26/04/2022 Session
The Parliamentary Assembly today underlined that, across Europe, people's social origin, their conditions at birth, played a strong role in determining their future, their access to education and life-long learning, their employment prospects, and their chances of social mobility.
The resolution adopted by PACE, based on the report by Selin Sayek Böke (Turkey, SOC), stresses that discrimination based on social origin – prohibited in a large number of international instruments, but rarely taken into account in national legal systems – increases poverty and social exclusion and results in class pay-gaps, that persist throughout people’s lives, even at the same level of education.
The Assembly therefore called on member States to clearly prohibit this form of discrimination in legislation and provide for individual remedies accessible to victims. “To avoid continually reproducing this phenomenon, legislation must be accompanied by measures to better recognise merit and promote social mobility and social justice,” the parliamentarians said.

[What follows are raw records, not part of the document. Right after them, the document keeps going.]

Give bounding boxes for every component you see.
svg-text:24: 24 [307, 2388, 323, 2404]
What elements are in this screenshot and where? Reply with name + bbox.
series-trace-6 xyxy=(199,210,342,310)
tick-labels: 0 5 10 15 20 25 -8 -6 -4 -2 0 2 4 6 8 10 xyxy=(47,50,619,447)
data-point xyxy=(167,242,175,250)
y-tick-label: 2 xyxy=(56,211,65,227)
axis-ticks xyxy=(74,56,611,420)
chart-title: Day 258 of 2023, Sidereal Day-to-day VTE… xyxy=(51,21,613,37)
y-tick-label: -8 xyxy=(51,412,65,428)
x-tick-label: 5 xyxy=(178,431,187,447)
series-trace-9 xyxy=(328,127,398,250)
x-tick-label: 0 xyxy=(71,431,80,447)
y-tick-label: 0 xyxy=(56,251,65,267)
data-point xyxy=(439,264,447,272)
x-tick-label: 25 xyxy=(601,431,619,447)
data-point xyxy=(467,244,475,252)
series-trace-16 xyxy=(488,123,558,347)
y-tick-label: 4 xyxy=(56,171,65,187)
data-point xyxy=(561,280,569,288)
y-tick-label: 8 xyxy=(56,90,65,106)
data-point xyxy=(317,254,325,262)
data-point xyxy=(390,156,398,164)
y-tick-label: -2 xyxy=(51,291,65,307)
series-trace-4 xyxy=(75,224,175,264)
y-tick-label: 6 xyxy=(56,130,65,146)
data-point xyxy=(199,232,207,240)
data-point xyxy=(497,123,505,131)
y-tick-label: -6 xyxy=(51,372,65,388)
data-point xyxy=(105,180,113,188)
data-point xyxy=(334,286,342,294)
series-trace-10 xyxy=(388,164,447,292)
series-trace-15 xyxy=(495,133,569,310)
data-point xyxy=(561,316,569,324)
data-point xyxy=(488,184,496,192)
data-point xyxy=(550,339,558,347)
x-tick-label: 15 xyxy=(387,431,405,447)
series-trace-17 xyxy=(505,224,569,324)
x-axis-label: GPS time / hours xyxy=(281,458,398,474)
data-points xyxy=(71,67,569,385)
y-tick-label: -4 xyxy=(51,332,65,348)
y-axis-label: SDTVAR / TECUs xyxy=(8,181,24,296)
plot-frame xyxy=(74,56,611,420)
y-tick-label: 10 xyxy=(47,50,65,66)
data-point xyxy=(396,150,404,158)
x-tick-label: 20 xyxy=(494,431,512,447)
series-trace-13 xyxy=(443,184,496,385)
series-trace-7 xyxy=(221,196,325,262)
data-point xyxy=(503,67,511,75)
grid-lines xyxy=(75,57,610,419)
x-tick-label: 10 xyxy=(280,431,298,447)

Stressing that this form of discrimination occurs from early childhood and persists throughout education and access to employment, PACE also called on States to ensure free and accessible public provision of early education and childcare services; to provide free, equitable and quality education to all, regardless of social origin and throughout the life cycle; to design redistributive fiscal policies that will enable the cycle of material deprivation inhibiting social mobility to be broken; and to formalise recruitment and promotion procedures and make them transparent.